Manitoba's labour market outlook for 2021 to 2025 reflects the actual impacts of COVID-19 on Manitoba's occupational and industry employment levels up to February 2021, with the forecast produced for March 2021 to December 2025 on an annualized basis.

In February 2021, employment levels in the province were still 17,100 persons below their February 2020 baseline (-2.6 per cent). Youth and part-time employment continued to be most significantly affected, with levels 10.3 per cent and 15.5 per cent lower than a year prior. Manitoba's February 2021 unemployment rate was 1.7 per cent higher than before the start of the pandemic.

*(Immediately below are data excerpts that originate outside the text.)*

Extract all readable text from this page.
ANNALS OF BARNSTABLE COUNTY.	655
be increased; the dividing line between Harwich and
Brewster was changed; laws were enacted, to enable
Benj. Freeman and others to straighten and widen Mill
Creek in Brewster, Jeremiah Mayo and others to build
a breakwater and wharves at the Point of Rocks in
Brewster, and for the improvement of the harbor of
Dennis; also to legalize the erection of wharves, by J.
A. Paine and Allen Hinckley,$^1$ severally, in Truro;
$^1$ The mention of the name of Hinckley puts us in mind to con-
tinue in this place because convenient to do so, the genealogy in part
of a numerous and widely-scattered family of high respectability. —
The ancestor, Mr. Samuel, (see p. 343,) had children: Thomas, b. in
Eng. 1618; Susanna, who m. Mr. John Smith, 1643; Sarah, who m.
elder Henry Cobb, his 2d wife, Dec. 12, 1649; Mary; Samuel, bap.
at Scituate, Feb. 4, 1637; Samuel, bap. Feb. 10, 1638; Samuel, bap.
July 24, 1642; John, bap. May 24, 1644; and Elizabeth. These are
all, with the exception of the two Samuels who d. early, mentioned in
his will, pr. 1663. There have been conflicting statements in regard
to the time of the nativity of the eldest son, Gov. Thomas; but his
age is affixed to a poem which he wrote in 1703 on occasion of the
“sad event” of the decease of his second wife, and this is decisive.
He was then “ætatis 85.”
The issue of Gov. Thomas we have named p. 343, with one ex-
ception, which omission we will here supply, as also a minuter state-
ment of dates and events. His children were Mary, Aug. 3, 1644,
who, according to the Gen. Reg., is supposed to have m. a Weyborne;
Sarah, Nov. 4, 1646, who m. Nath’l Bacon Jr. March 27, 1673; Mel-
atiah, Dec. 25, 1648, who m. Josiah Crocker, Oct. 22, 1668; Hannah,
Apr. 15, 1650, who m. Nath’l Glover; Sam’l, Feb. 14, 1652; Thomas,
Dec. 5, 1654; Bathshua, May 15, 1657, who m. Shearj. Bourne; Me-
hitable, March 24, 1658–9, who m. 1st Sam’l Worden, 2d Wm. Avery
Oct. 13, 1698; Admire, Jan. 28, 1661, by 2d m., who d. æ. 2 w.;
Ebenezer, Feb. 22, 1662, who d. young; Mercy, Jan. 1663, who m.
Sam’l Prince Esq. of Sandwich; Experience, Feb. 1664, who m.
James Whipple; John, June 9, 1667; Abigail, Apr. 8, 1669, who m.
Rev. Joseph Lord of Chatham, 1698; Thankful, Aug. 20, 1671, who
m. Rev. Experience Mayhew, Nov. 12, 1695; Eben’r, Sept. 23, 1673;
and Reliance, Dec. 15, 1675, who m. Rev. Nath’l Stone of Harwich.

Based on the nature of the public health restrictions implemented over the course of the pandemic, some industry sectors, particularly retail and accommodation services have been impacted to a greater degree than others.

In this model, all industries that were adjusted for COVID-19 effects assume a gradual recovery into 2022. That is, any industry that has been affected by COVID-19 is assumed to recover in January 2022 to employment levels that reflect expected growth absent COVID-19. An exception is Air Transportation, where the assumption is that a return to 2019 levels will not take place until 2024.

Due to the ongoing nature of the pandemic, adjustments to the report may be required if there are any drastic changes in the manner that the virus effects Manitoba's economy in the future.